Pour faciliter l’accès aux soins, la réforme du « 100 % santé », complètement déployée en 2021, mobilise trois leviers :
- la mise en place de prix limites de vente,
- la revalorisation de la base de remboursement de la sécurité sociale (BRSS)
- l’obligation pour les contrats de complémentaire santé responsables de prendre en charge la totalité du reste à charge après intervention de l’assurance maladie obligatoire. Ainsi, chaque bénéficiaire d’un contrat de complémentaire santé responsable a accès à un panier de biens sans reste à charge en dentaire, audiologie et optique, auquel il est libre de recourir.
9 bénéficiaires de contrats individuels sur 10, contre 7 sur 10 en collectif, disposaient d’au moins une garantie inférieure au 100 % santé en 2019
En 2019, les contrats de 7 bénéficiaires de complémentaires santé sur 10 comportaient une garantie de remboursement inférieure à celle imposée par la réforme pour la pose d’une prothèse dentaire ; et la même part pour l’achat d’une paire d’audioprothèses. En optique, en revanche, moins d’un bénéficiaire sur 10 disposait de garanties de remboursement inférieures.
En définitive, plus de 8 bénéficiaires sur 10 disposaient d’au moins une garantie inférieure à celles imposées par la réforme du 100 % santé (plus de 9 bénéficiaires sur 10 en contrat individuel et 7 sur 10 en contrat collectif).

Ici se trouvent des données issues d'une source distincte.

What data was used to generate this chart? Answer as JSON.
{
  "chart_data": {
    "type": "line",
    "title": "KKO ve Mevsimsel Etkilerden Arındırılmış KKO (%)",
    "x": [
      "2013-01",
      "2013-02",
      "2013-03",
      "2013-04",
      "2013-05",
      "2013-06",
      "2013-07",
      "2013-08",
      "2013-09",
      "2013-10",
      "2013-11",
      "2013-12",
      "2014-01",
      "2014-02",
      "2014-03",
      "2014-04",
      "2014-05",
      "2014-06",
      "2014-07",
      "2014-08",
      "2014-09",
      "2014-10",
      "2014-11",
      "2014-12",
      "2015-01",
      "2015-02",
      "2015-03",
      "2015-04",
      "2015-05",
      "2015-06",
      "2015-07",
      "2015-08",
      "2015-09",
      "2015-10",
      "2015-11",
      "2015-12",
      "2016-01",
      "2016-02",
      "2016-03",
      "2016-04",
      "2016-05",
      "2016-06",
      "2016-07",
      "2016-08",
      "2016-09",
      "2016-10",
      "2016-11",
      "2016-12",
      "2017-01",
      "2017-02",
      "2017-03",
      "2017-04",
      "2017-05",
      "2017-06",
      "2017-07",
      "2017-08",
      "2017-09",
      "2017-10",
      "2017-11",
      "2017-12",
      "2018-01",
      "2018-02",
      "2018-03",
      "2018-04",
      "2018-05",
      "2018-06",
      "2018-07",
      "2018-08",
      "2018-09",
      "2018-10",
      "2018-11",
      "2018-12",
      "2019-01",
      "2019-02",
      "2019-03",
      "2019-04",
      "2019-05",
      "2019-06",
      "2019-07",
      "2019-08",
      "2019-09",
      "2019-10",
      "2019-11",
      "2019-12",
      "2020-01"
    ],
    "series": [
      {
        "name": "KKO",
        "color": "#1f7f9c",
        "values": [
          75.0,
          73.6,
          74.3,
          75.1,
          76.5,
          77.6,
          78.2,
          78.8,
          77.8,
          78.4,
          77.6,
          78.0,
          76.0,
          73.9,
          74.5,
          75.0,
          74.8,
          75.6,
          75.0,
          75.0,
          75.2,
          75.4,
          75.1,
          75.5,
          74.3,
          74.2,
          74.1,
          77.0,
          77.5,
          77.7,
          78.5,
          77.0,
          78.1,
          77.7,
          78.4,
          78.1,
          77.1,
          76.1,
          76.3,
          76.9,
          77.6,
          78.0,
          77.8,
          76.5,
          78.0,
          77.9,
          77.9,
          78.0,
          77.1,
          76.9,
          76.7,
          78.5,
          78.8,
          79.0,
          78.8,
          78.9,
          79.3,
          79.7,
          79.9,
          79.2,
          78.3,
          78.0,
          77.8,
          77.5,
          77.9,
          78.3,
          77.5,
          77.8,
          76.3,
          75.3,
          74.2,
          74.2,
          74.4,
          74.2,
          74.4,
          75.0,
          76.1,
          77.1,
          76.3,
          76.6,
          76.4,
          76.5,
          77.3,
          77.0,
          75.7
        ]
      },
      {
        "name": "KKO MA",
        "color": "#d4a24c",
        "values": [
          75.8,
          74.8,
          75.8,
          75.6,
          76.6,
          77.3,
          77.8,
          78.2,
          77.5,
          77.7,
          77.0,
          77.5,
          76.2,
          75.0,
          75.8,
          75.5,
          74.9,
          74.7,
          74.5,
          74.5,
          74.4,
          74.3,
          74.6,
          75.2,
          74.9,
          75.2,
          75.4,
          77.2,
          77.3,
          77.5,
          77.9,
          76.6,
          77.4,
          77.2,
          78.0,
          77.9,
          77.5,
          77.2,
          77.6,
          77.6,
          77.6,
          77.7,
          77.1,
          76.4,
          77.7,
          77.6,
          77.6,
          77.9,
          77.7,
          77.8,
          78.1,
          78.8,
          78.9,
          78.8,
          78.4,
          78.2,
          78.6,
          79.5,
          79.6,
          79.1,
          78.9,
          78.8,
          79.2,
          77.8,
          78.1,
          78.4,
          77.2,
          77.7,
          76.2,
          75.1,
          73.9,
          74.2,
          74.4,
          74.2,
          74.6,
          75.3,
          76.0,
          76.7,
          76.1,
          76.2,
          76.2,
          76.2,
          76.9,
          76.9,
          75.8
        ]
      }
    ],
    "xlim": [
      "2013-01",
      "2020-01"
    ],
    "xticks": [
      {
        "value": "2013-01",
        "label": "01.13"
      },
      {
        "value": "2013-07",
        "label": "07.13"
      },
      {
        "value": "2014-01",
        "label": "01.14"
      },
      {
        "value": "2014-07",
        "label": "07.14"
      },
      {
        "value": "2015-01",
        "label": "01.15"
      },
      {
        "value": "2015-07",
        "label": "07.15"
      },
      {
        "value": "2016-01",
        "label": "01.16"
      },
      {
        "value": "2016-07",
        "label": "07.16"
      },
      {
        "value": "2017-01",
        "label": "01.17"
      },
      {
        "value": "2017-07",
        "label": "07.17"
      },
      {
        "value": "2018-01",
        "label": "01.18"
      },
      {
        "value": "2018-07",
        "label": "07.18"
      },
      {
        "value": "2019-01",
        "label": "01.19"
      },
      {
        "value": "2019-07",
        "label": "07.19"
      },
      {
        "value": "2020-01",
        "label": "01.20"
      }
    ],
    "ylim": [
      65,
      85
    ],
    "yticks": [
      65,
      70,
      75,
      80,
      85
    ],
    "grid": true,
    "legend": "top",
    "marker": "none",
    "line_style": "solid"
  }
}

Les bénéficiaires avec des garanties supérieures au 100 % santé dès 2019 ont pu aussi bénéficier d’un autre levier de la réforme : les prix limites de vente. La réforme peut donc avoir un effet sur l’ensemble des consommants, dont l’ampleur ne peut être mesurée a priori car elle dépend des potentiels réajustements, tant des contrats d’assurance complémentaires santé proposés (garanties et primes) que des prix de vente pratiqués sur des produits de santé en dehors du panier 100 % santé.
Graphique - Part des bénéficiaires de contrat de complémentaire santé avec une garantie inférieure à celle imposée par le 100 % santé en 2019, par garantie et type de contrat
Davantage de recours au 100 % santé en audiologie et en dentaire qu’en optique
Sur l’année 2021, le recours au panier 100 % santé est nettement plus marqué en audiologie et dentaire (respectivement 57 % et 39 %) qu’en optique (7 % pour les verres et 5 % pour les montures), en lien probablement avec la part des bénéficiaires couverts avant la réforme par un contrat de complémentaire offrant des garanties inférieures à celles imposées par le 100 % santé.
Méthodologie
L’enquête auprès des organismes de complémentaire santé de la DREES (enquête OC) a pour objet de connaître l’activité des organismes offrant des couvertures complémentaires santé, la population couverte, les garanties offertes et leurs modes de tarification. L’enquête sur l’année 2019 a été réalisée entre septembre 2020 et janvier 2021 auprès des trois types d’organismes : mutuelles, institutions de prévoyance et sociétés d’assurance, sur leurs dix contrats individuels et collectifs les plus souscrits (hors ACS, CMU-C, CSS). Les niveaux de garantie des contrats sont des montants théoriques de remboursement auxquels chaque bénéficiaire peut prétendre en cas de recours aux soins, et non les remboursements effectifs perçus par les assurés. Cette enquête permet de positionner les niveaux de couverture proposés par les complémentaires en 2019 par rapport à ceux imposés par la réforme du 100 % santé. Cependant, pour appréhender les modifications à la suite de la réforme de l’offre de couverture santé sur les biens hors panier 100 % santé ou les autres garanties, il faudra attendre les résultats de l’enquête sur données 2021 (qui seront publiés par la DREES d’ici avril 2023).